Street almost always gets the job done. It’s how he goes about doing it that causes so many heads to shake and palms to sweat.

Take the first two games of the Cleveland series. Street was “100 percent” certain that Grady Sizemore’s drive in the opener was going to land in the right-field seats, only to watch it die on the warning track. One night later, Street allowed a triple to Cord Phelps but was able to strand him on third.

It has been a wild ride, all right, but not for Street. He accepts the ups and downs as part of his job description.

“They don’t seem wild to me,” he said. “To me, it’s baseball. It’s part of it. If I was sitting here 17-for-24, that would be a totally different story.

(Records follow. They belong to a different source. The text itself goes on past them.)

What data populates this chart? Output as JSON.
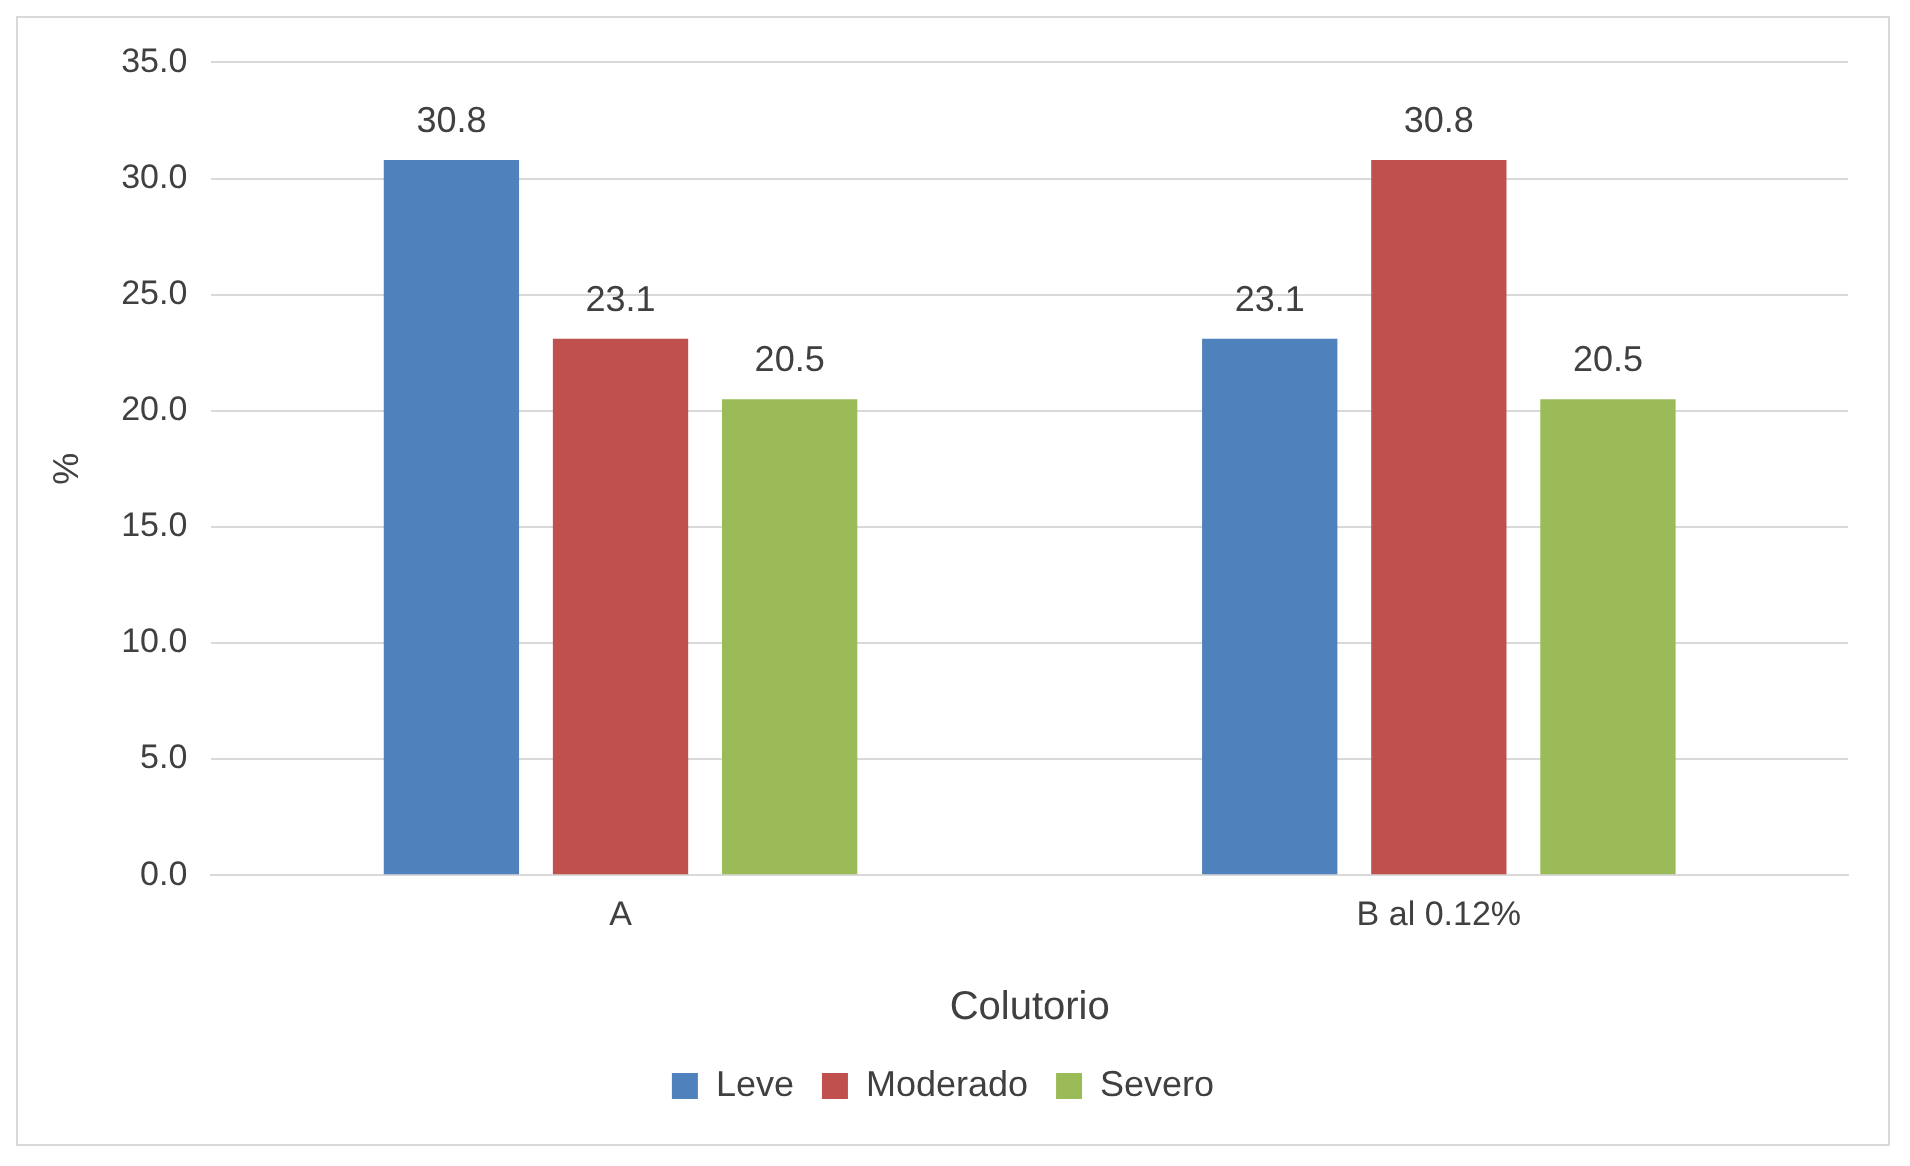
{
  "chart_data": {
    "type": "bar",
    "xlabel": "Colutorio",
    "ylabel": "%",
    "categories": [
      "A",
      "B al 0.12%"
    ],
    "series": [
      {
        "name": "Leve",
        "color": "#4f81bd",
        "values": [
          30.8,
          23.1
        ]
      },
      {
        "name": "Moderado",
        "color": "#c0504d",
        "values": [
          23.1,
          30.8
        ]
      },
      {
        "name": "Severo",
        "color": "#9bbb59",
        "values": [
          20.5,
          20.5
        ]
      }
    ],
    "ylim": [
      0,
      35
    ],
    "yticks": [
      {
        "value": 0,
        "label": "0.0"
      },
      {
        "value": 5,
        "label": "5.0"
      },
      {
        "value": 10,
        "label": "10.0"
      },
      {
        "value": 15,
        "label": "15.0"
      },
      {
        "value": 20,
        "label": "20.0"
      },
      {
        "value": 25,
        "label": "25.0"
      },
      {
        "value": 30,
        "label": "30.0"
      },
      {
        "value": 35,
        "label": "35.0"
      }
    ],
    "grid": "y",
    "legend": "bottom",
    "data_labels": true
  }
}
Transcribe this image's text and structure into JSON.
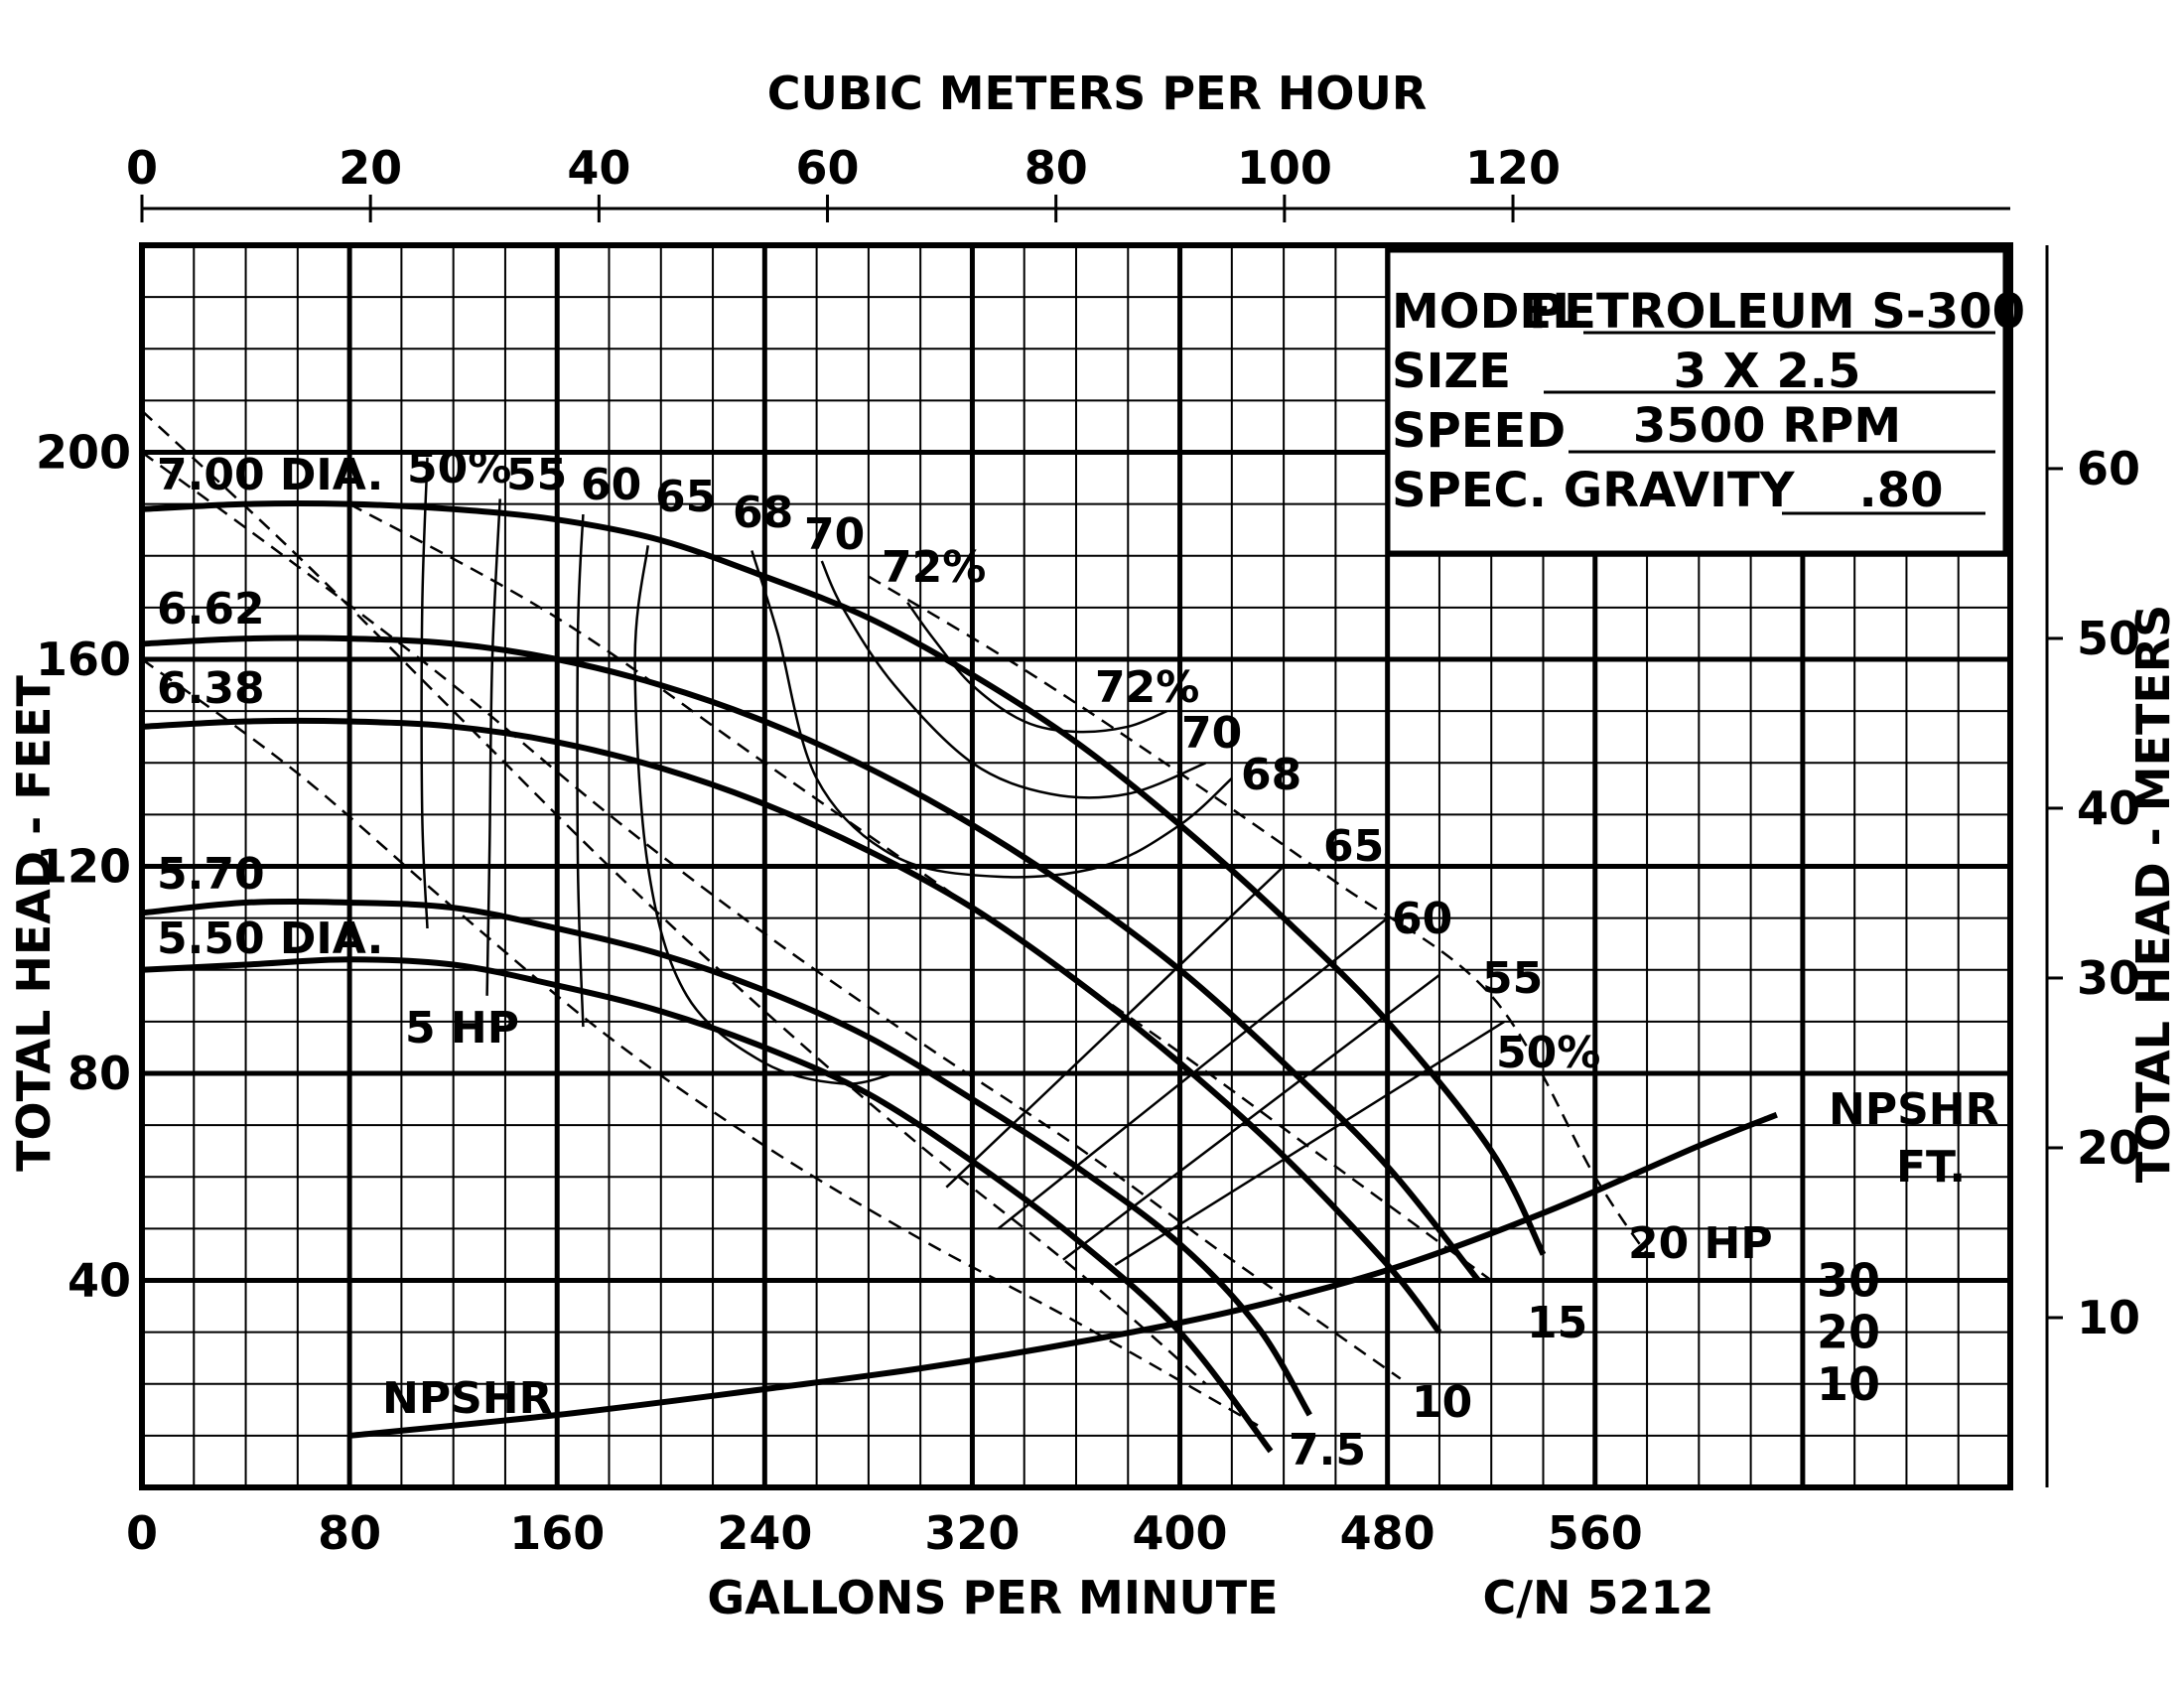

My job has gotten done 22 out of 24 times. That’s how you have to look at it as a closer.”

Street broke out of the gate with 10 saves in April but struggled through May, a month in which he allowed a .359 batting average and five home runs in 11 appearances. He has been better in June — his eight saves are tied for the major-league lead — but he allowed a run in three out of four appearances before the Rockies left for their current road trip.

“You’ve got to take the good with the bad and accept the responsibility,” Street said. “This game is very simple. It’s about winning and it’s about losing. My job is to preserve the win. I don’t care if I give up four runs, if we win I’m going to sleep that night happy.”

Footnotes. Root Rockies analyst George Frazier, who once called the Yankees’ bullpen home, will participate in Sunday’s old-timers festivities at Yankee Stadium. . . . Charlie Blackmon had made 14 consecutive starts before sitting out Wednesday’s game. “A well-deserved day off,” Rockies manager Jim Tracy said. “Just to give him a chance to step back, relax and catch his breath.” . . . Chris Iannetta also was out of the lineup with the heat having arrived and the Rockies playing day games at Yankee Stadium on Saturday and Sunday, and another at Wrigley Field on Monday.